What has happened to my life
When the same winds fly
Did the voice stop calling
Forgiven to the sight
The world stopped reaching
The eerie lands stop sensing
That it was all not alright

I wonder if it is all too late. I don’t like the person I have become. Is it too late already?

All my friends are so successful. All of my previous romantic partners are so successful. What happened to me?

It’s a thought that I’ve been having a lot lately.

When I was in 7th grade, I received a prank call after basketball tryouts saying that I had made the team. I didn’t make the team.

Likewise, I just received a Super Day after I messed up the first round. I wonder if it would be the same.

It was around this time I used to call people during my freshman year. I don’t know if it was actually at 9:53 PM or not, but it certainly seemed like 9:53 PM when I used to call people. It seems so long ago, that 9:53 PM. It’s no longer 9:53 PM anymore. But, within all of those times that have passed, it seemed like such a long moment… 9:53 PM.

It is 9:53 PM again, and I have no one to call. There are so few people to call. It is only in college have I come to terms with indifference, but it still feels like I have missed out on some part of my life, even if the reality indicates that I have no missed out on some part in my life.

Perhaps it’s more of an intuitive response. There are many aspects of my life that I wished I could have experienced more. But, as per the nature of want, we cannot have what we want, or else we would not want what we want. It is quite a sad idea. That be that.

I don’t know what to think anymore. All that lays ahead is exhaustion. I’m not even looking for love anymore. I am so different from the person I was a mere couple of months ago. What happened? I have little idea. I barely even recognize myself anymore, and it has only been a few months since I did recognize myself.

The world is so silent. So silent is the world. The sound of crickets.

All I want to do is to go to sleep tonight.

All I want is to have a job that doesn’t make me want to kill myself.

All I want is to lie in bed looking into an ocean view holding someone I love.

I just want this to be over. I want my life back. I just want this to be over.

What was my life, anyway?

I haven’t written in free-form in so long I could feel my style changing beneath the tips of my fingers. What is this?

I’m stressed about recruiting… like I have been for the past four years. 

It’s interesting. I don’t know why I’m stressed. I already know that I am going to be a failure, so what is the point in stressing about it? I suspect it’s one of those contradictions of stoicism. It’s like death: even though you know you are going to die, it’s still stressful to think about your death. Except, I usually want to die, so there’s no point in to fear dying.

I am going to end up disappointed. Why do I even want things? It will just make the disappointment worse, eventually. It’s sad that I have only developed career aspirations recently. Well, I’ve always had career aspirations, but I haven’t always known what I want to do with my life. It’s quite sad really. It seems that I have discovered too late to work towards realizing them but early enough of my career aspirations understand exactly how I am going to be a failure in the coming months.
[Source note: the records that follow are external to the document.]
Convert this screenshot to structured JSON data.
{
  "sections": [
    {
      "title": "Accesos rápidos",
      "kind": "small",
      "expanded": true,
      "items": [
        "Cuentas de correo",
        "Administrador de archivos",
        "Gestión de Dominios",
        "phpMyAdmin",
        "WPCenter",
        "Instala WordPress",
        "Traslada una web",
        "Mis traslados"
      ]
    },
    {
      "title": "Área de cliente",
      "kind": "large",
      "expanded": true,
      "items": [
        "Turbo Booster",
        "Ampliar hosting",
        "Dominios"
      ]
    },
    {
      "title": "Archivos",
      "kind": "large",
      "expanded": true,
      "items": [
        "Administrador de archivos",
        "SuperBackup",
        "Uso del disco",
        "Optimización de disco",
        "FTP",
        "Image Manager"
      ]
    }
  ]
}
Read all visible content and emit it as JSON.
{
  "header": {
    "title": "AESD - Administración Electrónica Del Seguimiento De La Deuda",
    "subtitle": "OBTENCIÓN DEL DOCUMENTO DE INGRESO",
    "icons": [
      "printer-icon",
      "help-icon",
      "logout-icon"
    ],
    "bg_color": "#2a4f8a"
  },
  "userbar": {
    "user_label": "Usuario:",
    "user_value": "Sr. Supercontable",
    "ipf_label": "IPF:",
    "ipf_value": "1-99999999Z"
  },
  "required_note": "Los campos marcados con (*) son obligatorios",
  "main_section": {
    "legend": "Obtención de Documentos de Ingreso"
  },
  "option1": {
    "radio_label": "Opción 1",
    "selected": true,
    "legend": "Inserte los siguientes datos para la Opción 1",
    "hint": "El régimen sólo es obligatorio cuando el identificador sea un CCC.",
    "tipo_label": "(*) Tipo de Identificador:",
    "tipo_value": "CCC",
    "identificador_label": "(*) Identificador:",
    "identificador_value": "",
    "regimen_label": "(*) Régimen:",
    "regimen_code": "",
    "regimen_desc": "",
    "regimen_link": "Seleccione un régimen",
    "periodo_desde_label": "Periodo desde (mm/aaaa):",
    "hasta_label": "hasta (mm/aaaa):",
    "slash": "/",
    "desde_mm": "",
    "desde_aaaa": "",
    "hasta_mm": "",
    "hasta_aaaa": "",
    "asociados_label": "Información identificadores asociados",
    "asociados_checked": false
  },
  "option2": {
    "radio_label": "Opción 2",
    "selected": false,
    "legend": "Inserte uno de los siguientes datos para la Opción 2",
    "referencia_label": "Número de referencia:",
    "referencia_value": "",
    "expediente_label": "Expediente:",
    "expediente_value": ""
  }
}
So sad. 

What am I stressed about? There is no point in being stressed. What am I stressed about?

My interviewers keep on asking me why I study both English and economics. I tell them it’s because I want to be well-rounded. But, more realistically, it’s because I know I’ll never be good at anything, so it’s better not to commit at all.

existence affirmed by the other

desire to not exist

desire to not encounter the other

I don’t feel qualified in feeling the sadness that I am feeling. There is a world that is going on around me far sadder than I could even fathom, and I am sitting here feeling sadness as if I owned the emotion. I don’t own sadness, though. I hope that I can believe myself when I say that I never thought that I did, but I can never know with myself.